Orange was running short of funds to pay the soldiers. The result was a mutiny in which Captain Malburg was killed and Orange himself was lucky to survive as a pistol bullet lodged in the scabbard of this sword. Moving camp 29 times, Orange sought to confront Alva in a decisive battle, but failed to maneuver the enemy into battle in a particularly unfavorable position.
 Alva, on his side, focused on preventing Orange from getting supplies while avoiding a pitched battle.
Meanwhile, an army of Huguenots, led by Francois de Hangest Sieur de Genlis & d'Abbecourt, had crossed the Meuse near the Fortress of Charlemont (French: Fort de Charlemont), near Givet. Orange and Genlis resolved to meet near Wavre.

==Battle==
To get to Wavre, Orange had to move his army across the river Jaulche (Dutch: Grote Gete), which was the border between the Prince-Bishopric of Liège and the Habsburg-ruled Duchy of Brabant. Although only a small river, it had steep banks and was difficult to cross. To protect his crossing, Orange set a rear-guard, near Judoigne (Now French: Jodoigne, or Dutch: Geldenaken), under the command of Colonel Philip van Marbais Lord of Louverval, including 2,000 men with fire-lock weapons and 500 horse, most were Walloons or from Gascony, chosen to keep the Spanish occupied while the main army crossed the river.

Alva caught that rear-guard decisively. Although Alva's forces numbered 16,000 the Duke only allowed the van commanded by Vitelli to engage. That was the Mondragon regiment, the cavalry companies of counts Jean Batiste de Monte, de Sansecondo, and de Nugorala, one company of cavalry of George Machuca, and the company of mounted musketeers of de Montero.

Alva also sent his son, Fadrique, with six pieces of cannon to support the attack.

Orange lost over 2,000 men and some key commanders: Count Hochstrate received a mortal wound, and died not long after, and Colonel Philip van Marbais Lord of Louverval was captured, taken to Brussels, and beheaded.

Although many of the Spanish were wounded, only 80 died.

==Aftermath==
When Orange met Genlis, he found the Huguenot army was disappointingly small, numbering about 2,000 infantry and 500 cavalry (estimates of the total vary between 2,000 and a probably exaggerated 5,800).
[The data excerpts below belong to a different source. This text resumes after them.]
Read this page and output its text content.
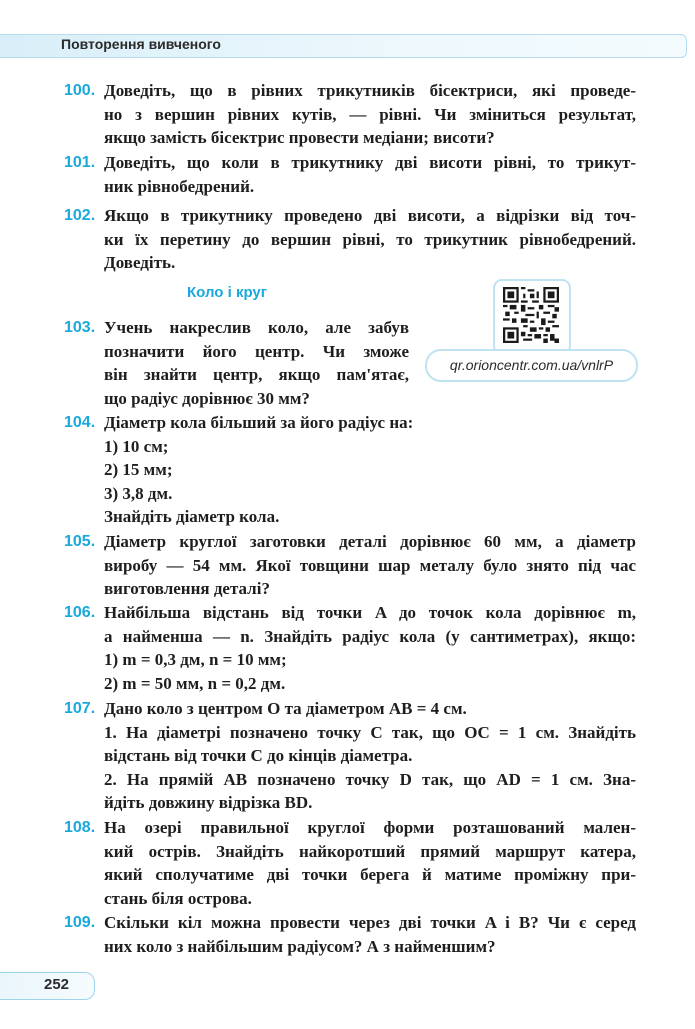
Повторення вивченого
100. Доведіть, що в рівних трикутників бісектриси, які проведе-
но з вершин рівних кутів, — рівні. Чи зміниться результат,
якщо замість бісектрис провести медіани; висоти?
101. Доведіть, що коли в трикутнику дві висоти рівні, то трикут-
ник рівнобедрений.
102. Якщо в трикутнику проведено дві висоти, а відрізки від точ-
ки їх перетину до вершин рівні, то трикутник рівнобедрений.
Доведіть.
Коло і круг
qr.orioncentr.com.ua/vnlrP
103. Учень накреслив коло, але забув
позначити його центр. Чи зможе
він знайти центр, якщо пам'ятає,
що радіус дорівнює 30 мм?
104. Діаметр кола більший за його радіус на:
1) 10 см;
2) 15 мм;
3) 3,8 дм.
Знайдіть діаметр кола.
105. Діаметр круглої заготовки деталі дорівнює 60 мм, а діаметр
виробу — 54 мм. Якої товщини шар металу було знято під час
виготовлення деталі?
106. Найбільша відстань від точки A до точок кола дорівнює m,
а найменша — n. Знайдіть радіус кола (у сантиметрах), якщо:
1) m = 0,3 дм, n = 10 мм;
2) m = 50 мм, n = 0,2 дм.
107. Дано коло з центром O та діаметром AB = 4 см.
1. На діаметрі позначено точку C так, що OC = 1 см. Знайдіть
відстань від точки C до кінців діаметра.
2. На прямій AB позначено точку D так, що AD = 1 см. Зна-
йдіть довжину відрізка BD.
108. На озері правильної круглої форми розташований мален-
кий острів. Знайдіть найкоротший прямий маршрут катера,
який сполучатиме дві точки берега й матиме проміжну при-
стань біля острова.
109. Скільки кіл можна провести через дві точки A і B? Чи є серед
них коло з найбільшим радіусом? А з найменшим?
252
That was not even enough to provide a decisive advantage over Alva. Seeking a way back to Germany before the winter, Orange would be refused passage through the Prince-Bishopric of Liège. Orange and Alva would fight again at the Battle of Le Quesnoy. Orange's army would pass through France to Strasbourg, where Orange paid off most of his army. Alva took revenge on the towns that supported Orange. For example, the burgomeisters of Leeuw were sentenced to death for yielding to Louis, even though they had sent their garrison as ordered to reinforce Thilmont. His generals managed to persuade Alva that was unjust, so he commuted the sentence to executing just one of them.
To the north of the campaign, the town of Diest, owned by William of Orange, had sent provisions to support Orange's army. As punishment, the town had to fund a tercio of the Army of Flanders and some years later, in 1572, the Spanish King Philip II confiscated Diest, destroying its fortifications.